日々是、徒然に愚問自答

生来の小心者なのか、単に暇なのか、、、、日々悶々と悩みや疑問が浮かびます。しかしながらその大半は取るに足らないことで、人様の貴重なお知恵と時間を拝借するのもはばかれます。そのため、自ら産んだ愚問には自ら答えて始末をつけようという試みです。通勤電車等でご賞味くださいませ。

愚問自答「給与の高い人の意見は正しいのか?」

いわゆるコンサルティング業界に身を置いて10年近く経ちます。

思いのほか長く続けられている理由の1つには「風通しの良さ」があります。

 

端的に言うと「(クライアントの課題解決において)ロジックが正しければ若手の意見も通る」という風土が根付いていて、結構楽しく仕事ができる、という点です。

(もちろん、上司やメンバーに恵まれてるからこそ、上記が成立するのですが)

 

かたや、世の中の会議を垣間見ると必ずしもロジックでは決まらない、謎の力学が働いているようです。

 

特に上役の人の意見が「俺/私の勘」で平気で通ることも少なくなく、若手がゲンナリしている姿を見ると、どうしたものかと思います。

 

ということで今回の愚問自答は「給与の高い人の意見は正しいのか?」を賞味しようと思います。

 

この問題、米国では「HiPPO」(The Highest Paid Person's Opinion)と呼ばれているようです。

※ヒポポタマス=カバにかけているところがなかなかニクいですね。

 

日本特有というわけでもなく、海外でも同様なようです。

 

この愚問については、以下の2つの観点で考えてみます。

 

1.HiPPOはなぜ通るのか?

2.HiPPOは正しいのか?

※会議で意見が通るのと、意見そのものが正しいかは別問題として扱います。

 

1.HiPPOはなぜ通るのか?

 

単純な構造としては、権限規定における決裁権限や、派閥による多数決パワーが考えられます。

 

あとは上役は人事権を有していることも少なくなく、生殺与奪を握られるとHiPPOを許容せざるを得ないという事情もありそうです。

 

また経済学的に考えると、HiPPOは時間あたりコストが高いため、あくまで会議内でのコストの無駄遣い回避としては、HiPPOが通るのもあり得る話です。

 

このように、内容の是非とは別にそもそもHiPPOは構造上、かなり通りやすい環境にあります。

 

 

2.HiPPOは正しいのか?

 

これはケースバイケースなので一概に言えませんが、個人的な経験則に基づくと、1〜2年くらいの短期視点ではHiPPOが当たっていることが多い気がします。

 

これの要因もシンプルで、1〜2年先くらいならこれまでHiPPOに基づいて推進された戦略・施策方針の範疇で事実が収まるからと考えます。

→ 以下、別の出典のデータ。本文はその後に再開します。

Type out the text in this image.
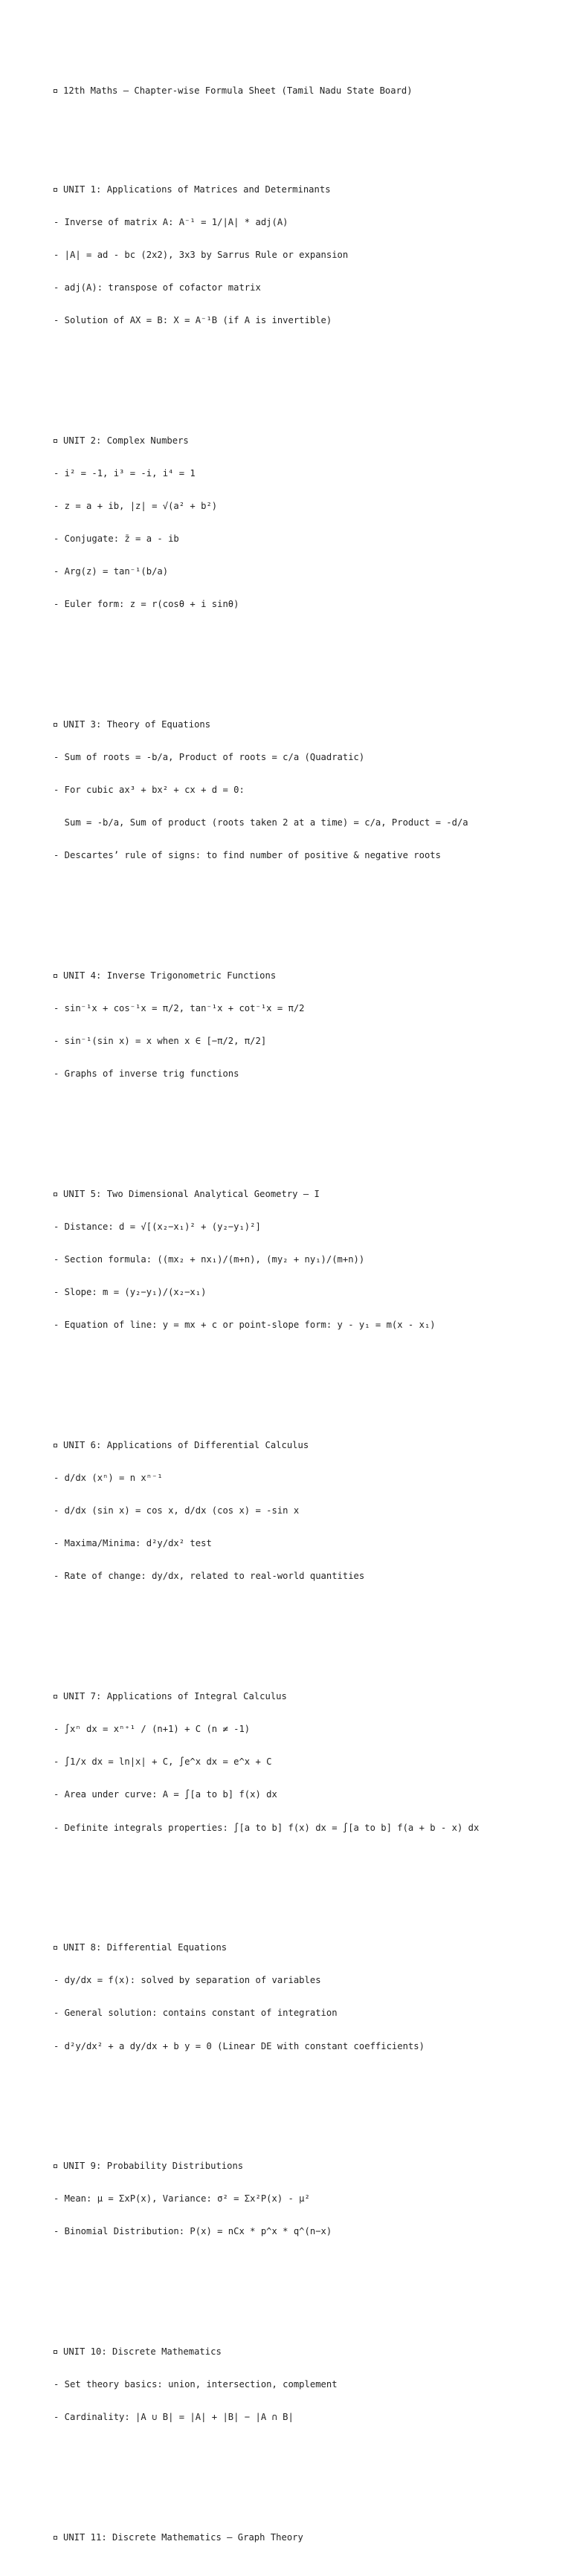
12th Maths – Chapter-wise Formula Sheet (Tamil Nadu State Board)

UNIT 1: Applications of Matrices and Determinants

- Inverse of matrix A: A⁻¹ = 1/|A| * adj(A)

- |A| = ad - bc (2x2), 3x3 by Sarrus Rule or expansion

- adj(A): transpose of cofactor matrix

- Solution of AX = B: X = A⁻¹B (if A is invertible)

UNIT 2: Complex Numbers

- i² = -1, i³ = -i, i⁴ = 1

- z = a + ib, |z| = √(a² + b²)

- Conjugate: z̄ = a - ib

- Arg(z) = tan⁻¹(b/a)

- Euler form: z = r(cosθ + i sinθ)

UNIT 3: Theory of Equations

- Sum of roots = -b/a, Product of roots = c/a (Quadratic)

- For cubic ax³ + bx² + cx + d = 0:

Sum = -b/a, Sum of product (roots taken 2 at a time) = c/a, Product = -d/a

- Descartes’ rule of signs: to find number of positive & negative roots

UNIT 4: Inverse Trigonometric Functions

- sin⁻¹x + cos⁻¹x = π/2, tan⁻¹x + cot⁻¹x = π/2

- sin⁻¹(sin x) = x when x ∈ [−π/2, π/2]

- Graphs of inverse trig functions

UNIT 5: Two Dimensional Analytical Geometry – I

- Distance: d = √[(x₂−x₁)² + (y₂−y₁)²]

- Section formula: ((mx₂ + nx₁)/(m+n), (my₂ + ny₁)/(m+n))

- Slope: m = (y₂−y₁)/(x₂−x₁)

- Equation of line: y = mx + c or point-slope form: y - y₁ = m(x - x₁)

UNIT 6: Applications of Differential Calculus

- d/dx (xⁿ) = n xⁿ⁻¹

- d/dx (sin x) = cos x, d/dx (cos x) = -sin x

- Maxima/Minima: d²y/dx² test

- Rate of change: dy/dx, related to real-world quantities

UNIT 7: Applications of Integral Calculus

- ∫xⁿ dx = xⁿ⁺¹ / (n+1) + C (n ≠ -1)

- ∫1/x dx = ln|x| + C, ∫e^x dx = e^x + C

- Area under curve: A = ∫[a to b] f(x) dx

- Definite integrals properties: ∫[a to b] f(x) dx = ∫[a to b] f(a + b - x) dx

UNIT 8: Differential Equations

- dy/dx = f(x): solved by separation of variables

- General solution: contains constant of integration

- d²y/dx² + a dy/dx + b y = 0 (Linear DE with constant coefficients)

UNIT 9: Probability Distributions

- Mean: μ = ΣxP(x), Variance: σ² = Σx²P(x) - μ²

- Binomial Distribution: P(x) = nCx * p^x * q^(n−x)

UNIT 10: Discrete Mathematics

- Set theory basics: union, intersection, complement

- Cardinality: |A ∪ B| = |A| + |B| − |A ∩ B|

UNIT 11: Discrete Mathematics – Graph Theory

冷静に会議を観察していると、実はHiPPOでなくても、1〜2年先の意見は大抵当たっている(大外ししない)のですけどね。

 

このメカニズムは意外と大事で、1〜2年先の比較的高めの精度でHiPPOが通っていくと、「HiPPOは常に正しい(ことが多い)」という錯覚に陥ります。

つまり、「通っている」と「正しい」を混合するわけです。

 

では中期的な話はHiPPOではなく、若手〜中堅が正しいか?というと、これまたそうとも言えず、要は中期的な予測なんぞ誰にも当てられないという話です。

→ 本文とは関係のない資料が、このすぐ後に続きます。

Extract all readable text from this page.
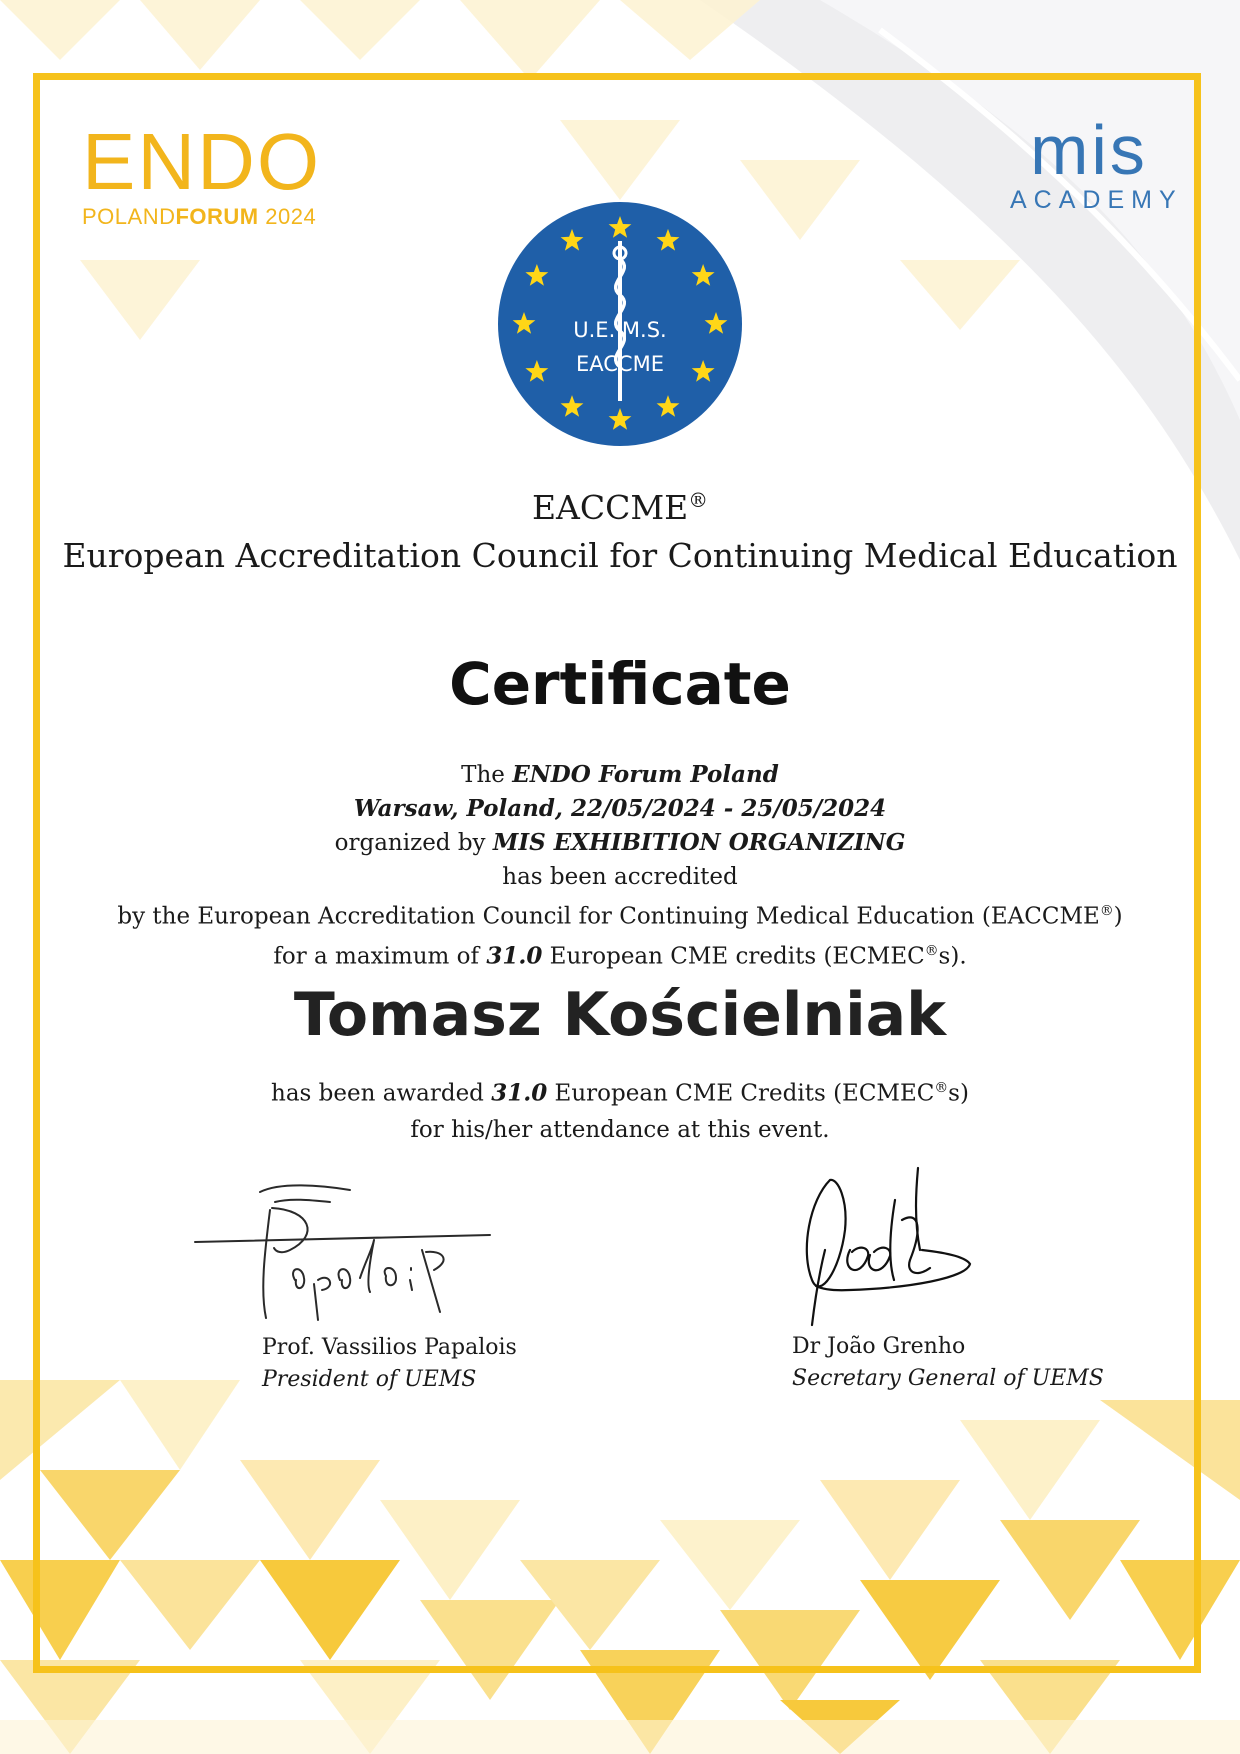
ENDO
POLANDFORUM 2024
mis
ACADEMY
U.E. M.S.
EACCME
EACCME®
European Accreditation Council for Continuing Medical Education
Certificate
The ENDO Forum Poland
Warsaw, Poland, 22/05/2024 - 25/05/2024
organized by MIS EXHIBITION ORGANIZING
has been accredited
by the European Accreditation Council for Continuing Medical Education (EACCME®)
for a maximum of 31.0 European CME credits (ECMEC®s).
Tomasz Kościelniak
has been awarded 31.0 European CME Credits (ECMEC®s)
for his/her attendance at this event.
Prof. Vassilios Papalois
President of UEMS
Dr João Grenho
Secretary General of UEMS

(10年くらい先ならある程度大胆な意見を張れば当てられますが、3〜5年は難しい…)

 

ちなみにコンサルティング業界がHiPPOに陥りにくい要因として、HiPPOのコストよりもクライアントからのプロジェクトフィーをかなり強く意識するからと思いました。

 

結論:

給与の高い人の意見は構造上"通りやすい"が"正しい"とは限らない。